Sur la table froide, le roman marocain, la poésie, les revues disparues, la critique littéraire agonisante. Autour du corps, les critiques, les universitaires, les journalistes culturels. Chacun avec sa lampe frontale et son jargon, à chercher un battement de cœur.

Disséquons, analysons, théorisons. Le corps refroidit. Ce n’est pas la mort de la littérature, non, c’est l’enterrement de la passion. La critique littéraire ne respire plus. L’université parle dans sa tour, la presse parle dans la sienne et les écrivains, eux, murmurent entre eux, à huis clos. Les membres censés se développer dans un même corps se dissipent, poussant le lecteur à se désintéresser de la culture nationale.

On dit que la critique littéraire, autrefois, éclairait les œuvres. Aujourd’hui, elle les éteint à force de méthodologie. Elle s’est changée en nécrologie savante, on parle d’auteurs comme on parle de morts illustres. Les vivants, eux, n’ont plus voix au chapitre. Et quand un journaliste ose écrire sur un livre, on lui rappelle qu’il n’est « pas universitaire ». Et vice-versa. Comme si lire et ressentir n’étaient plus suffisants.

Mais peut-être qu’elle n’est pas morte, cette fameuse littérature marocaine.

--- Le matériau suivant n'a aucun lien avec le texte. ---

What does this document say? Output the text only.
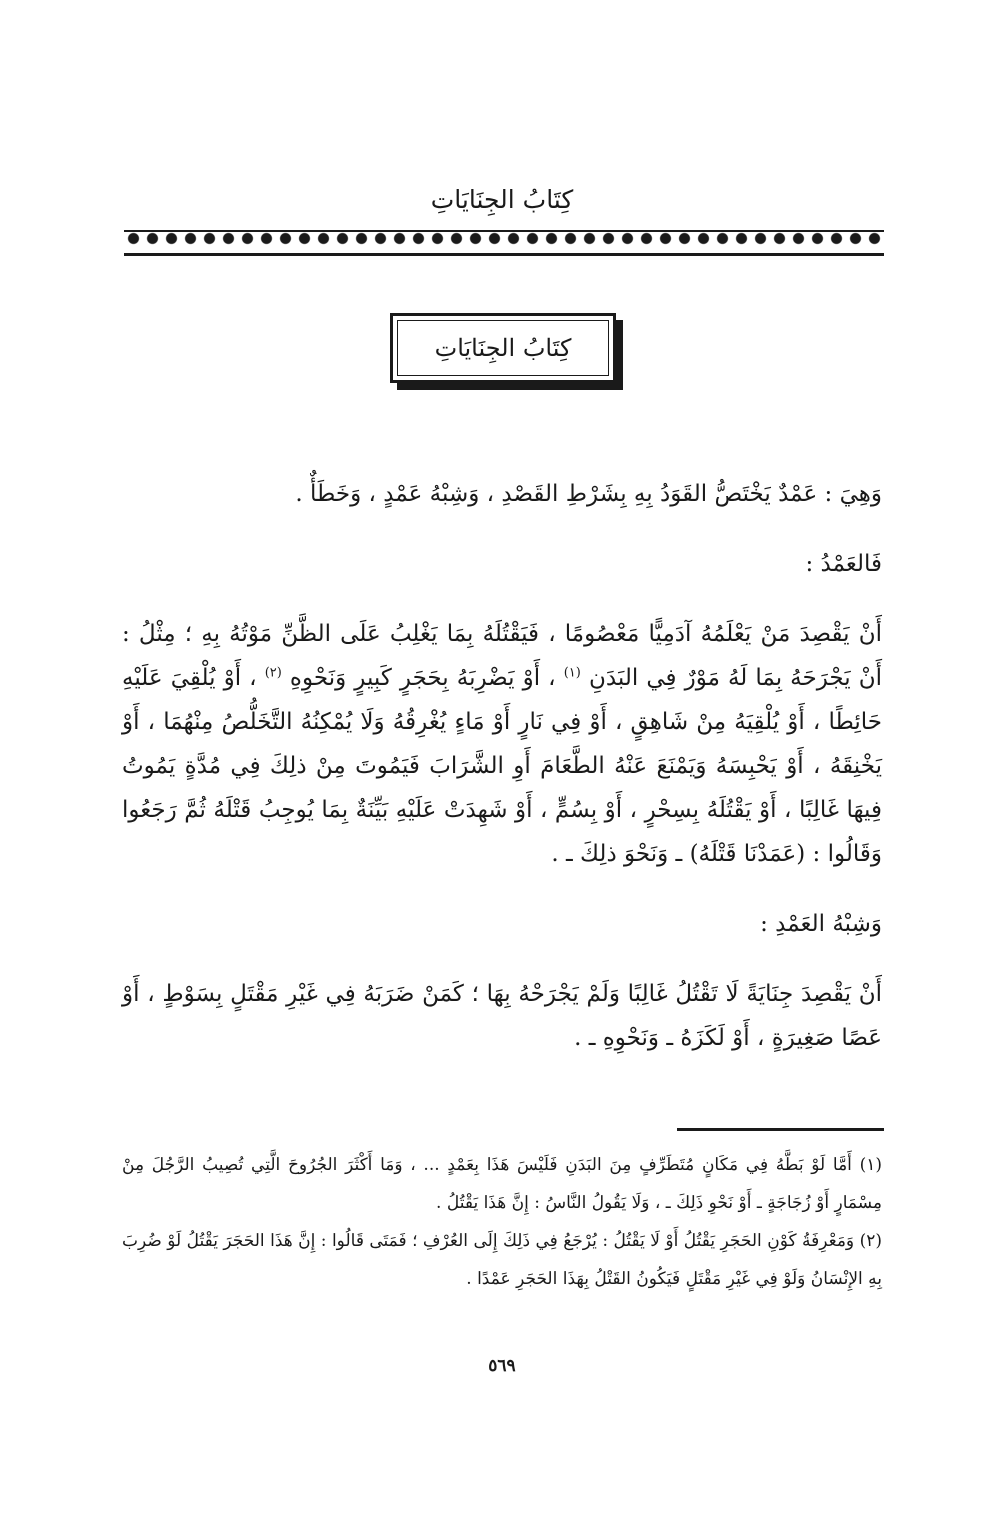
كِتَابُ الجِنَايَاتِ
كِتَابُ الجِنَايَاتِ

وَهِيَ : عَمْدٌ يَخْتَصُّ القَوَدُ بِهِ بِشَرْطِ القَصْدِ ، وَشِبْهُ عَمْدٍ ، وَخَطَأٌ .

فَالعَمْدُ :

أَنْ يَقْصِدَ مَنْ يَعْلَمُهُ آدَمِيًّا مَعْصُومًا ، فَيَقْتُلَهُ بِمَا يَغْلِبُ عَلَى الظَّنِّ مَوْتُهُ بِهِ ؛ مِثْلُ : أَنْ يَجْرَحَهُ بِمَا لَهُ مَوْرٌ فِي البَدَنِ $^{(١)}$ ، أَوْ يَضْرِبَهُ بِحَجَرٍ كَبِيرٍ وَنَحْوِهِ $^{(٢)}$ ، أَوْ يُلْقِيَ عَلَيْهِ حَائِطًا ، أَوْ يُلْقِيَهُ مِنْ شَاهِقٍ ، أَوْ فِي نَارٍ أَوْ مَاءٍ يُغْرِقُهُ وَلَا يُمْكِنُهُ التَّخَلُّصُ مِنْهُمَا ، أَوْ يَخْنِقَهُ ، أَوْ يَحْبِسَهُ وَيَمْنَعَ عَنْهُ الطَّعَامَ أَوِ الشَّرَابَ فَيَمُوتَ مِنْ ذلِكَ فِي مُدَّةٍ يَمُوتُ فِيهَا غَالِبًا ، أَوْ يَقْتُلَهُ بِسِحْرٍ ، أَوْ بِسُمٍّ ، أَوْ شَهِدَتْ عَلَيْهِ بَيِّنَةٌ بِمَا يُوجِبُ قَتْلَهُ ثُمَّ رَجَعُوا وَقَالُوا : (عَمَدْنَا قَتْلَهُ) ـ وَنَحْوَ ذلِكَ ـ .

وَشِبْهُ العَمْدِ :

أَنْ يَقْصِدَ جِنَايَةً لَا تَقْتُلُ غَالِبًا وَلَمْ يَجْرَحْهُ بِهَا ؛ كَمَنْ ضَرَبَهُ فِي غَيْرِ مَقْتَلٍ بِسَوْطٍ ، أَوْ عَصًا صَغِيرَةٍ ، أَوْ لَكَزَهُ ـ وَنَحْوِهِ ـ .

(١) أَمَّا لَوْ بَطَّهُ فِي مَكَانٍ مُتَطَرِّفٍ مِنَ البَدَنِ فَلَيْسَ هَذَا بِعَمْدٍ ... ، وَمَا أَكْثَرَ الجُرُوحَ الَّتِي تُصِيبُ الرَّجُلَ مِنْ مِسْمَارٍ أَوْ زُجَاجَةٍ ـ أَوْ نَحْوِ ذَلِكَ ـ ، وَلَا يَقُولُ النَّاسُ : إِنَّ هَذَا يَقْتُلُ .

(٢) وَمَعْرِفَةُ كَوْنِ الحَجَرِ يَقْتُلُ أَوْ لَا يَقْتُلُ : يُرْجَعُ فِي ذَلِكَ إِلَى العُرْفِ ؛ فَمَتَى قَالُوا : إِنَّ هَذَا الحَجَرَ يَقْتُلُ لَوْ ضُرِبَ بِهِ الإِنْسَانُ وَلَوْ فِي غَيْرِ مَقْتَلٍ فَيَكُونُ القَتْلُ بِهَذَا الحَجَرِ عَمْدًا .

٥٦٩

Peut-être qu’elle s’est simplement réfugiée ailleurs, sur les réseaux, dans les cafés, dans les petites librairies tenues à bout de bras par des passionnés. Peut-être qu’elle attend juste qu’on la regarde autrement, sans gants, sans jargon, sans morgue !

Car ce qui tue la littérature, ce ne sont pas tant les lecteurs absents. Ce sont les vivants qui parlent comme des fossoyeurs. Ceux qui confondent « analyse » et « autopsie », « langage savant » et « langage mort ».

La littérature marocaine n’est pas morte. Ce sont ceux qui devraient la faire vivre qui l’ont mise sous perfusion de théories.